Polisi Bekuk 2 Pencuri Aki Truk di Tanjung Priok, Ancaman Serius untuk Logistik
Polisi berhasil menangkap dua pelaku pencurian aki truk yang sering beraksi di kawasan Pelabuhan Tanjung Priok, Jakarta Utara. Aksi pencurian ini sangat meresahkan masyarakat dan berpotensi membahayakan keselamatan jalan serta mengganggu arus logistik vital di pelabuhan tersebut.
Penangkapan Sindikat Pencuri Aki Truk di Tanjung Priok
Kasatreskrim Polres Pelabuhan Tanjung Priok, AKP AA Ngurah Made Pandu Prabawa, mengungkapkan bahwa kedua pelaku yang berinisial JA (36) dan A (19) telah beberapa kali melakukan pencurian aki truk trailer yang sedang melintas di jalan raya sekitar pelabuhan.
“Kami menangkap dua pelaku yang bekerja sama mencuri aki mobil truk yang sedang beroperasi di jalan raya, keduanya merupakan sindikat yang sudah berulangkali melakukan aksi berbahaya tersebut,” ujarnya di Jakarta, Senin.
Aksi pencurian aki ini bukan sekadar tindakan kriminal biasa, melainkan langkah yang dinilai sangat berbahaya. Aki adalah sumber daya listrik utama kendaraan truk yang berukuran besar, dan jika dicuri saat kendaraan masih melaju, maka truk tersebut berpotensi kehilangan daya listrik secara tiba-tiba.
Dampak Pencurian Aki pada Arus Logistik Pelabuhan
Pelabuhan Tanjung Priok merupakan pelabuhan terbesar di Indonesia dan menjadi pusat utama arus keluar masuk barang logistik. Gangguan pada kendaraan besar seperti truk trailer dapat memberikan efek domino terhadap kelancaran distribusi barang.
Menurut AKP Pandu, jika satu truk mengalami gangguan akibat pencurian aki, maka hal ini dapat menyebabkan:
- Kecelakaan lalu lintas yang berpotensi menimbulkan korban jiwa atau kerusakan barang.
- Kemacetan di akses utama logistik pelabuhan.
- Terganggunya jadwal pengiriman barang yang bisa berdampak pada perekonomian.
"Jika satu mobil berukuran besar terganggu, maka akan berdampak pada arus logistik di Pelabuhan Tanjung Priok," tambahnya.
Riwayat Kejahatan Pelaku dan Proses Penangkapan
Kedua pelaku diketahui telah melakukan pencurian aki sebanyak empat kali sejak awal tahun 2026. Mereka menjual hasil curian untuk memenuhi kebutuhan hidup sehari-hari.
Penangkapan berawal dari patroli rutin yang dilakukan oleh polisi di sekitar kawasan Pelabuhan Tanjung Priok.

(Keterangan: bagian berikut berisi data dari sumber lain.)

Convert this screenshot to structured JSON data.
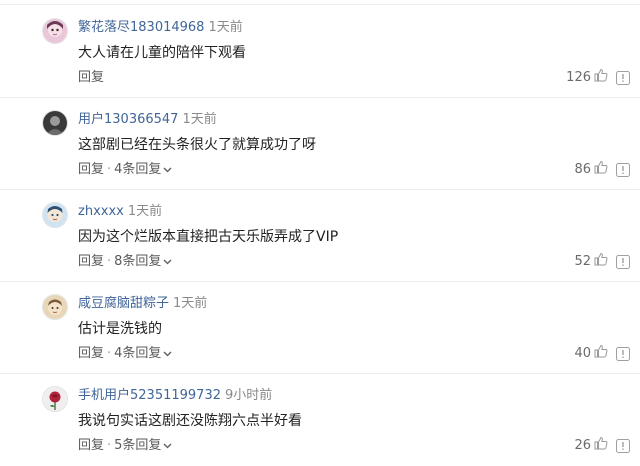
{
  "comments": [
    {
      "username": "繁花落尽183014968",
      "time": "1天前",
      "content": "大人请在儿童的陪伴下观看",
      "reply_label": "回复",
      "sep": "",
      "replies_label": "",
      "likes": "126",
      "avatar_icon": "avatar-girl-icon",
      "avatar_colors": [
        "#e9c6d8",
        "#6b3a55"
      ]
    },
    {
      "username": "用户130366547",
      "time": "1天前",
      "content": "这部剧已经在头条很火了就算成功了呀",
      "reply_label": "回复",
      "sep": "·",
      "replies_label": "4条回复",
      "likes": "86",
      "avatar_icon": "avatar-dark-icon",
      "avatar_colors": [
        "#3a3a3a",
        "#9a9a9a"
      ]
    },
    {
      "username": "zhxxxx",
      "time": "1天前",
      "content": "因为这个烂版本直接把古天乐版弄成了VIP",
      "reply_label": "回复",
      "sep": "·",
      "replies_label": "8条回复",
      "likes": "52",
      "avatar_icon": "avatar-cartoon-icon",
      "avatar_colors": [
        "#cfe3f3",
        "#2f4f6f"
      ]
    },
    {
      "username": "咸豆腐脑甜粽子",
      "time": "1天前",
      "content": "估计是洗钱的",
      "reply_label": "回复",
      "sep": "·",
      "replies_label": "4条回复",
      "likes": "40",
      "avatar_icon": "avatar-child-icon",
      "avatar_colors": [
        "#e8d6b8",
        "#7a5a3a"
      ]
    },
    {
      "username": "手机用户52351199732",
      "time": "9小时前",
      "content": "我说句实话这剧还没陈翔六点半好看",
      "reply_label": "回复",
      "sep": "·",
      "replies_label": "5条回复",
      "likes": "26",
      "avatar_icon": "avatar-rose-icon",
      "avatar_colors": [
        "#f1eef0",
        "#b0223a"
      ]
    }
  ],
  "colors": {
    "username": "#406599",
    "text": "#222222",
    "muted": "#8a8a8a",
    "divider": "#ececec"
  },
  "icons": {
    "like": "thumbs-up-icon",
    "report": "report-icon",
    "expand": "chevron-down-icon"
  }
}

Setelah didapatkan informasi dan dilakukan penyelidikan, petugas berhasil menemukan dan menangkap kedua pelaku tersebut.
“Kedua pelaku ini sudah melakukan aksi pencurian ini sebanyak empat kali dan hasil penjualan digunakan untuk kebutuhan sehari-hari,” jelas AKP Pandu.
Analisis Redaksi
Menurut pandangan redaksi, penangkapan sindikat pencurian aki truk ini mengindikasikan adanya kerawanan keamanan di kawasan pelabuhan yang sangat strategis dan vital bagi perekonomian nasional. Langkah pencurian aki yang terbilang sederhana namun berdampak besar pada operasional truk trailer menimbulkan risiko kecelakaan dan kemacetan yang berpotensi besar merugikan banyak pihak.
Hal ini juga menyoroti perlunya pengawasan dan pengamanan yang lebih ketat di sekitar jalur logistik pelabuhan, tidak hanya untuk mencegah pencurian tetapi juga menjaga kelancaran distribusi barang. Pelabuhan Tanjung Priok sebagai pintu gerbang ekspor-impor Indonesia harus menjadi prioritas keamanan nasional.
Kedepannya, masyarakat dan pelaku usaha angkutan logistik diharapkan dapat meningkatkan kewaspadaan dan bekerjasama dengan aparat keamanan untuk melaporkan setiap aktivitas mencurigakan. Peningkatan teknologi pengamanan seperti sistem pengawasan CCTV dan penguncian aki truk yang lebih canggih juga perlu dipertimbangkan guna meminimalisir aksi kejahatan serupa.
Untuk informasi lebih lengkap, Anda dapat membaca berita asli di jpnn.com dan update terkini dari sumber terpercaya lainnya seperti CNN Indonesia.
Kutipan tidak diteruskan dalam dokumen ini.